Now this is funny. You have come here to have your children blessed only to be told that they are better left the way they are right now – as children. Actually, most often, the children are ok, and it us adults who are not. That is why the words used by our Lord in the gospel is unless you change, unless you turn and become like little children. It is us who are going in the wrong direction and unless we make a turnaround we are moving away from the kingdom of God instead of towards it. We are the ones who need the blessing of St. Therese and not the children.
I believe that each of us has a way of reaching the greatness promised by the gospel. St. Therese had her little way, St Francis had his, and Sts. Augustine and Thomas Aquinas had theirs. But this greatness could only be had when we are child-like, when we recover the qualities we had when we were children. Two things.
First is the capacity to wonder. I came to know personally of a child who died of leukemia last year at the age of eleven. His name is Jose. He used to live in the convent. Kon istoryahon mo si Jose siguradoha nga may tiempo ka kag wala ka nagadali. Kay man bisan ano ang sabat ko, bisan ano pa ang pagexplicar ko, gina-follow-up ina pirme sang pamangkot, ”ngaa haw, ngaa haw?” Sang ulihi, sang tinak-an na ako sing sabat nga sabat sa iya pamangkot, ginsingganan ko sia ”Jose ang ngalan mo subong si Jose Ngaa Haw Pasquin.” Tinulok niya ako kag nagsiling, ”ngaa haw?” Kis-a lang sa kabuhi ko nga daw mapudag-pudag ako sa kaugot, kag isa yadto sa mga bes.
One of the qualities of the child is its continual and constant openness to life.
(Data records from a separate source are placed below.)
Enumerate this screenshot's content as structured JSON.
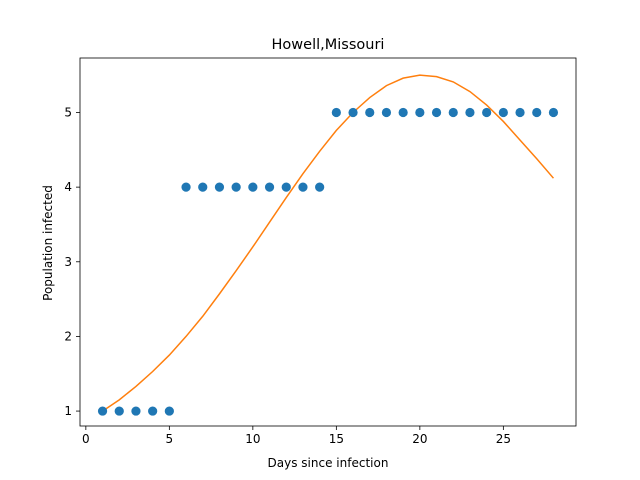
{
  "chart_data": {
    "type": "scatter",
    "title": "Howell,Missouri",
    "xlabel": "Days since infection",
    "ylabel": "Population infected",
    "xlim": [
      -0.35,
      29.35
    ],
    "ylim": [
      0.8,
      5.73
    ],
    "x_ticks": [
      0,
      5,
      10,
      15,
      20,
      25
    ],
    "y_ticks": [
      1,
      2,
      3,
      4,
      5
    ],
    "grid": false,
    "series": [
      {
        "kind": "scatter",
        "color": "#1f77b4",
        "points": [
          [
            1,
            1
          ],
          [
            2,
            1
          ],
          [
            3,
            1
          ],
          [
            4,
            1
          ],
          [
            5,
            1
          ],
          [
            6,
            4
          ],
          [
            7,
            4
          ],
          [
            8,
            4
          ],
          [
            9,
            4
          ],
          [
            10,
            4
          ],
          [
            11,
            4
          ],
          [
            12,
            4
          ],
          [
            13,
            4
          ],
          [
            14,
            4
          ],
          [
            15,
            5
          ],
          [
            16,
            5
          ],
          [
            17,
            5
          ],
          [
            18,
            5
          ],
          [
            19,
            5
          ],
          [
            20,
            5
          ],
          [
            21,
            5
          ],
          [
            22,
            5
          ],
          [
            23,
            5
          ],
          [
            24,
            5
          ],
          [
            25,
            5
          ],
          [
            26,
            5
          ],
          [
            27,
            5
          ],
          [
            28,
            5
          ]
        ]
      },
      {
        "kind": "line",
        "color": "#ff7f0e",
        "points": [
          [
            1,
            1.0
          ],
          [
            2,
            1.15
          ],
          [
            3,
            1.33
          ],
          [
            4,
            1.53
          ],
          [
            5,
            1.75
          ],
          [
            6,
            2.0
          ],
          [
            7,
            2.27
          ],
          [
            8,
            2.57
          ],
          [
            9,
            2.88
          ],
          [
            10,
            3.2
          ],
          [
            11,
            3.53
          ],
          [
            12,
            3.86
          ],
          [
            13,
            4.18
          ],
          [
            14,
            4.48
          ],
          [
            15,
            4.76
          ],
          [
            16,
            5.0
          ],
          [
            17,
            5.2
          ],
          [
            18,
            5.36
          ],
          [
            19,
            5.46
          ],
          [
            20,
            5.5
          ],
          [
            21,
            5.48
          ],
          [
            22,
            5.41
          ],
          [
            23,
            5.28
          ],
          [
            24,
            5.1
          ],
          [
            25,
            4.88
          ],
          [
            26,
            4.63
          ],
          [
            27,
            4.38
          ],
          [
            28,
            4.12
          ]
        ]
      }
    ]
  }
}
A child has an endless curiosity for things and experiences probably coming from its ability to learn more. A child has the attitude of incessantly questioning everything even his own beliefs. This is the reason why Therese stumbled upon the Little Way. Her attitude of wonder, her endless curiosity, her incessant questions had made her open to God’s loving guidance.
Why am I sick? Why do we have to go through these natural calamities? Why do I have to suffer? What is it in here that makes me happy and secure? Why am I disturbed by his attitudes? What does God want from me?
Questions of this kind, questions of wonder do not only give us the chance to explain things. It can also lead us to appreciate the deeper realities of life and God’s ways in our life. And like a child we will be led to trust more deeply. Isn’t it that Jesus said that only to the childlike can things hidden be revealed which even the wise and the learned who are so sure of themselves miss? This is one of the characteristics of a child which can lead us to greatness.
Second: We need to be simple in our relationship with God most especially in our prayers. When we were young one of the first prayers taught to us by our parents is the prayer to our guardian angel. When I was still in the elementary I prayed it but when life became more complicated I abandoned it for the more sophisticated prayers. It was only in theology that I relearned to pray the first prayer taught to me by my grandmother – the angel of God. Now even as a priest I always pray it especially before I sleep.
There is nothing wrong with sophisticated prayers and I can understand very well your excitement in praying such. The life of St. Therese has taught us that spirituality should remain childlike even as we grow higher and older, for after all prayer is an attitude, an attitude of the heart, an attitude of trust. This is a prayer which bears the imprint of that attitude which we must carry on through life – the attitude of trust, of dependence, the attitude of being led and guided. And this can be especially sensed in the simple prayers we learned when we were children. This is the child-like qualities for greatness in the kingdom of God.
We who aspire for greatness have these two little lessons from St. Therese. Be constantly curious and be simple in your relationship with God.